According to the SEC, Citadel Securities inaccurately marked millions of orders over a five-year period — from 2015 to 2020 — incorrectly designating short sales as long sales and vice versa. The SEC said this was due to a coding error in the firm's automated trading system, which provided inaccurate data to investors and the SEC during that time.
The SEC said this was a violation of Regulation SHO, "the regulatory framework designed to address abusive short selling practices, which requires broker-dealers to mark sale orders as long, short or short exempt," according to the agency's news release.
"This action against Citadel Securities demonstrates that a broker-dealer's failure to comply with the requirements of Reg SHO can have negative downstream consequences on the accuracy of the firm's electronic records, including its electronic blue sheet reporting, depriving the commission of important information about the markets it regulates," said Mark Cave, associate director of the SEC's Division of Enforcement, in the news release.

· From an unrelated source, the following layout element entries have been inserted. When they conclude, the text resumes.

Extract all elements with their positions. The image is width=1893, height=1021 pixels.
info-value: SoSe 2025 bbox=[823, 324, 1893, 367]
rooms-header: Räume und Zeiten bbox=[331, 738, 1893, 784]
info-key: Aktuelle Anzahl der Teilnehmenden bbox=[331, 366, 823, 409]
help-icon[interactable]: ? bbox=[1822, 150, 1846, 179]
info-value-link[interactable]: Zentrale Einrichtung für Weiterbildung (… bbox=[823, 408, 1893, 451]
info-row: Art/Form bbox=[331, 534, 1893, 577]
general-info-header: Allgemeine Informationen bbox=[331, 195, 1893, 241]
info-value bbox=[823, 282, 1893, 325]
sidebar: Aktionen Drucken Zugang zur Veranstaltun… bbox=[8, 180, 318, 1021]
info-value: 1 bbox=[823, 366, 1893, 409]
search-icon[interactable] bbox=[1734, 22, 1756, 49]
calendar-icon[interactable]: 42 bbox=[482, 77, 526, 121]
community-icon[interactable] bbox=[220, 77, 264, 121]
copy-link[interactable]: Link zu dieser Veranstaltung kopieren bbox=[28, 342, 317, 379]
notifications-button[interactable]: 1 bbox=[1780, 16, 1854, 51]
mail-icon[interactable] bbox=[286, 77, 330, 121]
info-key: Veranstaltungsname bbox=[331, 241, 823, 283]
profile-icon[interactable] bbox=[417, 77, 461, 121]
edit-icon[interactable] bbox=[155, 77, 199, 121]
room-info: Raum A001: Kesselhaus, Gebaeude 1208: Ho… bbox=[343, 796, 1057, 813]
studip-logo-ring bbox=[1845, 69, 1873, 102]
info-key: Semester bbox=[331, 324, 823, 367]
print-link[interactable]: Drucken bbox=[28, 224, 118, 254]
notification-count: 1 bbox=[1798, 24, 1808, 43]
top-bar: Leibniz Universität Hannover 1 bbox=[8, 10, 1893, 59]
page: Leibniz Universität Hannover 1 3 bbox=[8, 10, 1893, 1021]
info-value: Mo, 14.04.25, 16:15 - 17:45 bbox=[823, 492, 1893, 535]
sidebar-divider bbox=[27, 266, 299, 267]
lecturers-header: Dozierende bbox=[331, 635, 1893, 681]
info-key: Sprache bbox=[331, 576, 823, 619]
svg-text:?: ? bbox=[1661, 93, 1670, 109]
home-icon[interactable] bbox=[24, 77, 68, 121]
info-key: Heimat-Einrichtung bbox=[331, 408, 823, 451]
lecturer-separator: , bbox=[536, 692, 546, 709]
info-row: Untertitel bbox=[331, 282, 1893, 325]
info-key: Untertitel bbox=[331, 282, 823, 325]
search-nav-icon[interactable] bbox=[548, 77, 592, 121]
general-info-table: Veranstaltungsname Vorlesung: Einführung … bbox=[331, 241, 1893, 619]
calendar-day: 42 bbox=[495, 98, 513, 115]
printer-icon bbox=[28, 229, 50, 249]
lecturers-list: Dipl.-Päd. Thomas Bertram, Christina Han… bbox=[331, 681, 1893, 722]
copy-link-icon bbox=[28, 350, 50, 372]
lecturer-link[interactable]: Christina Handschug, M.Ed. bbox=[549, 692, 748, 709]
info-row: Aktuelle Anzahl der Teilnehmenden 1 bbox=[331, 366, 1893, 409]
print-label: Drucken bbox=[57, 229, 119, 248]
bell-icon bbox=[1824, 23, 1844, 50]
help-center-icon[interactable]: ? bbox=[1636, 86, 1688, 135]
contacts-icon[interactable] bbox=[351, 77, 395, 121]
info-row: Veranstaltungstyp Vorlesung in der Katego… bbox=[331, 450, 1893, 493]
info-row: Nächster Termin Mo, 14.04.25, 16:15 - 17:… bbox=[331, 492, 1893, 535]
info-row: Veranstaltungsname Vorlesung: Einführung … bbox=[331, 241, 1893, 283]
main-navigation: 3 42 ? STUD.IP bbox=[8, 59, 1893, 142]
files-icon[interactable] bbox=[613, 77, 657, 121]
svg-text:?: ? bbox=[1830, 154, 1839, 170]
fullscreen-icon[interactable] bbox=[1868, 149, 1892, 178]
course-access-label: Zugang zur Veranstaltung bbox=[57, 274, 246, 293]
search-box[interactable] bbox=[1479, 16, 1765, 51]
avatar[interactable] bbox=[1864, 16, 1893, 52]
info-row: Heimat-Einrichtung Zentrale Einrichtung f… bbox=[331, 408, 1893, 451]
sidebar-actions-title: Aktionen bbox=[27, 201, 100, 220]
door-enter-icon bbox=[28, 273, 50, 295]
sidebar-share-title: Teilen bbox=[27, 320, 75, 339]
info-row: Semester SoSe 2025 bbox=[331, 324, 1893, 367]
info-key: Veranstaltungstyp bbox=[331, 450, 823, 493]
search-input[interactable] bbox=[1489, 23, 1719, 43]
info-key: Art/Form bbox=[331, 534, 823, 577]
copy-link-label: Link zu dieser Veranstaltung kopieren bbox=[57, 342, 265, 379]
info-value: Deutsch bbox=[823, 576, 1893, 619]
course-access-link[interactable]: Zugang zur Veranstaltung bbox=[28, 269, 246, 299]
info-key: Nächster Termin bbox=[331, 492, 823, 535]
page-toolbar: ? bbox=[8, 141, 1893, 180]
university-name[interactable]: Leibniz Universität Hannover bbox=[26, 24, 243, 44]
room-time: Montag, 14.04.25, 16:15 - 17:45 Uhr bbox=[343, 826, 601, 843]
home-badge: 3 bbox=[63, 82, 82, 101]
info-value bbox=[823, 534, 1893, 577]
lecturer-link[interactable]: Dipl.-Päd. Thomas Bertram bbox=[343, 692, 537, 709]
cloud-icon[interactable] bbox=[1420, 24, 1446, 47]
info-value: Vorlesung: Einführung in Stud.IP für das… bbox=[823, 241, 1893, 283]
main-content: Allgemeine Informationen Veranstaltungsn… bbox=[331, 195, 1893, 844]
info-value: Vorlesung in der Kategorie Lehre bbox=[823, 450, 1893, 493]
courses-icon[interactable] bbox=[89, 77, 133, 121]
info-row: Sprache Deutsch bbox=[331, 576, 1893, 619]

Without admitting or denying the findings, Citadel Securities agreed to a cease-and-desist order imposing a $7 million penalty, a censure and "a set of undertakings, including a written certification that the coding error has been remediated and a review of the firm's computer programming and coding logic involved in processing relevant transactions," the SEC news release said.
According to an email from a Citadel Securities spokesperson, the company "detected the issue and promptly fixed it more than three years ago."
"This matter had no impact on the quality of our client execution," the spokesperson said in an emailed statement. "While updating our systems to accommodate certain client requests, we made a coding change that inadvertently affected a de minimis percentage of our order markings."